The recent study on alcohol and cancer published in the British Medical Journal is a fine piece of epidemiology and attracted a lot of coverage of the estimate that 10% of male cancers and 3% of female cancers could be attributed to alcohol. But while it is useful as a description of what happens in populations, as usual when translated to an individual it stops looking so impressive.

According to Cancer Research UK, 1 in 3 of us will get cancer in our lives. So out of 100 average drinkers, 33 will get cancer at some point.

According to Table 2 in the BMJ paper, each 12g drink (1.5 units) increases annual cancer risk by 3%. So if another set of 100 people all had a drink less a day, then we would expect 32 would get cancer. If another set of 100 all drank an extra drink a day, 34 would get cancer.

This reinforces Sir Ian Gilmour's comments that we can't expect such evidence to change people's habits - he says we need to have tougher regulation.

Also the attached graphic in the Daily Mail is dreadful - it strongly suggests that 1 in 10 men will get cancer because of drinking.


Caption

Free tags: 
Levels: 

Comments

Without reading the paper I am still confused: "each 12g drink (1.5 units) increases annual cancer risk by 3%." 1) Should that drink be "per day"? 2) The cancer risk increase from the paper (3%) is given annually and but the population base cancer rate from Cancer Research UK (1 in 3) is given "at some point". Is that right?
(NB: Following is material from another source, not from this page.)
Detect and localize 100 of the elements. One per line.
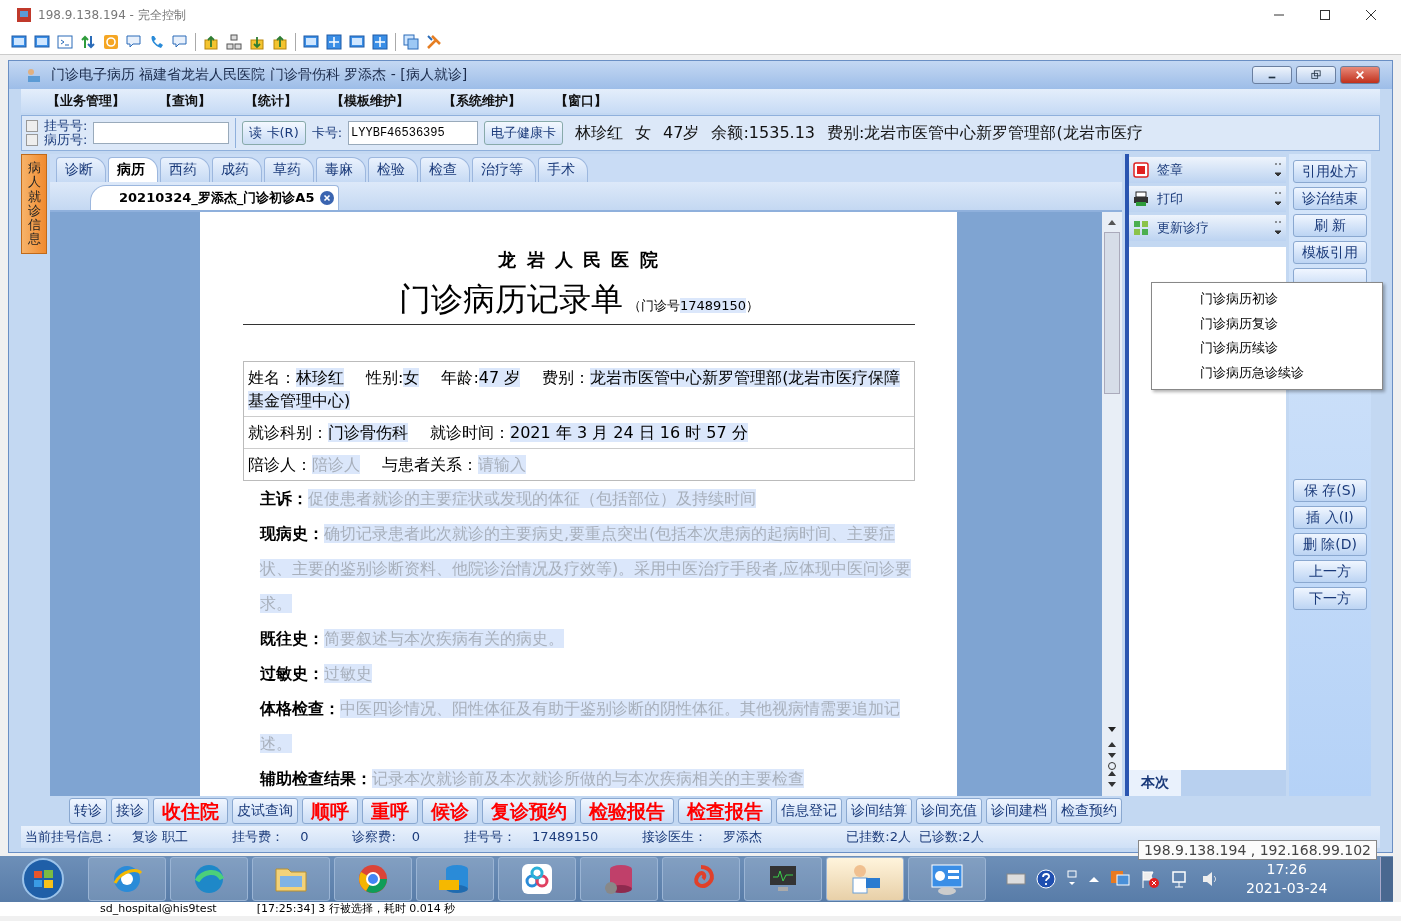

I was slightly disturbed by the reporting of this too- If 3333 / 10000 females get cancer, and 3% of those are caused by alcohol then 100/10000 or 1% of females will get cancer caused by alcohol. Only 4% of cases attributable to alcohol in women (17470 / 397043) were caused by drinking above the accepted limit, which they say is 'substantial'. But to get at whether this is substantial I would want to know the number of these women that were actually drinking above the accepted limit (average for both genders was 33%). In any case, I'm sure the main conclusion of this study should be that if you really want to cut out this cause of cancer, we should not drink at all. Alternatively, if you're going to have a drink, don't worry too much about going over the limit?! (In terms of cancer risk anyway) Of course on top of this, this is looking at the incidence of cancer rather than fatalities as a result, which is perhaps what the general population are more interested in? Liz

This comment by Sir Ian Gilmour is ridiculous. If the evidence is there but people choose to ignore it why should there be regulation. It is their choice and drinking alcohol is not an illegal activity. People choose to ignore the fact that cave diving and free climbing may shorten their life expectancy but we don't regulate to stop them doing it. They have made a choice based on risk/benefit to them.